Former Oklahoma Governor Frank Keating II and Professor William Jeynes
“The Oklahoma Supreme Court’s conclusion that a private charter school operator is necessarily a state actor is not only wrong, it’s troublingly broad.”
"The Oklahoma Supreme Court has effectively declared religious charter schools unconstitutional. That cannot be squared with the Free Exercise Clause, which forbids states from excluding “religious persons from the enjoyment of public benefits on the basis of their anticipated religious use of the benefits.” Carson v. Makin, 596 U.S. 767, 789 (2022)."
“This case provides the Court with an opportunity to recognize the rich history of educational partnerships between private and public entities in the United States. This history shows that charter schools, although publicly funded, are not state actors.”
States of South Carolina, Alabama, Arkansas, Louisiana, Montana, Nebraska, Texas, and Utah
“While the education of students is certainly a governmental objective, education is not an exclusively public function. This Court need not reach the question of whether a charter school is a state actor for every purpose. The key question here is whether a charter school is a state actor for purposes of the First Amendment.”
Union of Orthodox Jewish Congregations of America
“If the Oklahoma Supreme Court’s reasoning in this case stands, states will have new opportunities to circumvent this Court’s free exercise precedent by redefining religious entities as state actors. And if the religious institutions refuse to give up their religious exercise, then their licenses or contracts could be revoked—all because their religious practices were intolerable to the government.”
“When a state makes programs or benefits publicly available, it cannot withhold those benefits or discriminate among participants based on religion or religious affiliation.”
“Since 1947, when this Court first incorporated the Establishment Clause into the Fourteenth Amendment, it has claimed that the state must maintain neutrality between religion and nonreligion or between believers and unbelievers.

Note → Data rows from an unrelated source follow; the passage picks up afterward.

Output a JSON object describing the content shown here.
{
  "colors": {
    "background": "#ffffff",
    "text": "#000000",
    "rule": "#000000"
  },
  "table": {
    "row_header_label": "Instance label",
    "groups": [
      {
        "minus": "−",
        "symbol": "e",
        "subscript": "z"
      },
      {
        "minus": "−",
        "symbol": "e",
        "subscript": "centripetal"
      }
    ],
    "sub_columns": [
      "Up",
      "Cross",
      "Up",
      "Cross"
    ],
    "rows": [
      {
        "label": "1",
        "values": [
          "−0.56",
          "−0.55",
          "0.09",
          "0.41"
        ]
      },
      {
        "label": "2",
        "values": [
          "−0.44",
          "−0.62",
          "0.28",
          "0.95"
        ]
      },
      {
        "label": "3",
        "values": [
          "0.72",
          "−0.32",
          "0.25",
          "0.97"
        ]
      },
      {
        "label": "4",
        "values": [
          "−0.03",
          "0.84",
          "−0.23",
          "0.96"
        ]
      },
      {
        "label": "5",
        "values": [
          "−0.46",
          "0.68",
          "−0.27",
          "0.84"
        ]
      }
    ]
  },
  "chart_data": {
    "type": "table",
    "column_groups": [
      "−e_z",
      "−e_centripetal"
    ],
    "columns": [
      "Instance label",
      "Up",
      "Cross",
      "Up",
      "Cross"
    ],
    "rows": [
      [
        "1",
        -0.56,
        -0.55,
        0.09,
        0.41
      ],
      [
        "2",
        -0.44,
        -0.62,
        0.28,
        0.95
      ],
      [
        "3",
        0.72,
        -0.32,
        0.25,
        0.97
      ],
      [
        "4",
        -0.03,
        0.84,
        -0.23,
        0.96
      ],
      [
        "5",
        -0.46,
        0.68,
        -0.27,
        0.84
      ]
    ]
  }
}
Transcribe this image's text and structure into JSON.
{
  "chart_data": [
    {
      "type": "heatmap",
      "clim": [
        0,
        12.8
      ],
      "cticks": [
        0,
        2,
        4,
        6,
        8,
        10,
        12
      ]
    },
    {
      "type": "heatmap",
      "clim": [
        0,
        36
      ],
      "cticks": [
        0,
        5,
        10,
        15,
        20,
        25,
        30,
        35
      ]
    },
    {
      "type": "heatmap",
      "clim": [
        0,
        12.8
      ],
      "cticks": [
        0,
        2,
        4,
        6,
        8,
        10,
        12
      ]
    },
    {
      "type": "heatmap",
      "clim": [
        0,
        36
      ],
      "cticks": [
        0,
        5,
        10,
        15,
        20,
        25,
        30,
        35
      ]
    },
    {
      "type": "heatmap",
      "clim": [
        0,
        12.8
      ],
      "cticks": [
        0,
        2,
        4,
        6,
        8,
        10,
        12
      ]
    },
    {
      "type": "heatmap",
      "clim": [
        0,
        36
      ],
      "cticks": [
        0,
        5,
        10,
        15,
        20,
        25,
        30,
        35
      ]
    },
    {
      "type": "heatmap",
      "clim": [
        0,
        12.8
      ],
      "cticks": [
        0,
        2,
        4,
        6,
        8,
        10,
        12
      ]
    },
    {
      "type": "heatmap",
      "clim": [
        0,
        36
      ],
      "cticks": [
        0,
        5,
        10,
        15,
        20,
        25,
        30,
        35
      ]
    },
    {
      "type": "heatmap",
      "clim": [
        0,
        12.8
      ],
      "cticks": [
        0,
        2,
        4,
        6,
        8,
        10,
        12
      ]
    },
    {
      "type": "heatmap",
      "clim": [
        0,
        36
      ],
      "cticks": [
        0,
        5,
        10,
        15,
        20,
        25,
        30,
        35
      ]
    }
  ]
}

This case provides an opportunity for the Court to move a step closer to achieving that ideal by siding with the Oklahoma Statewide Virtual Charter School Board (Charter School Board) against the Oklahoma Attorney General in giving St. Isidore, a Catholic charter school, equal treatment with “nonsectarian” charter schools.”
Great Hearts Academies and Texas Leadership Public Schools
“In holding that charter schools are state actors, the Oklahoma Supreme Court got the matter exactly backward: it is because charter schools are private organizations—and not creatures of the state—that states invite those organizations to contract with them to deliver educational services. The history and rise of charter schools, and the diversity of state regulation, confirm that the character and function of these private entities is antithetical to being slapped with the label “public” and tagged government actors.”
“This assessment of the lack of power by the States likewise precludes “entwinement” because there is no State government entity action being challenged, but rather an attempt to characterize routine independent private acts of a religious charter school to be misnomered as State action simply because of the infringing and overreaching effort of the Oklahoma State Attorney General to enforce its own historic anti–religious organic law.”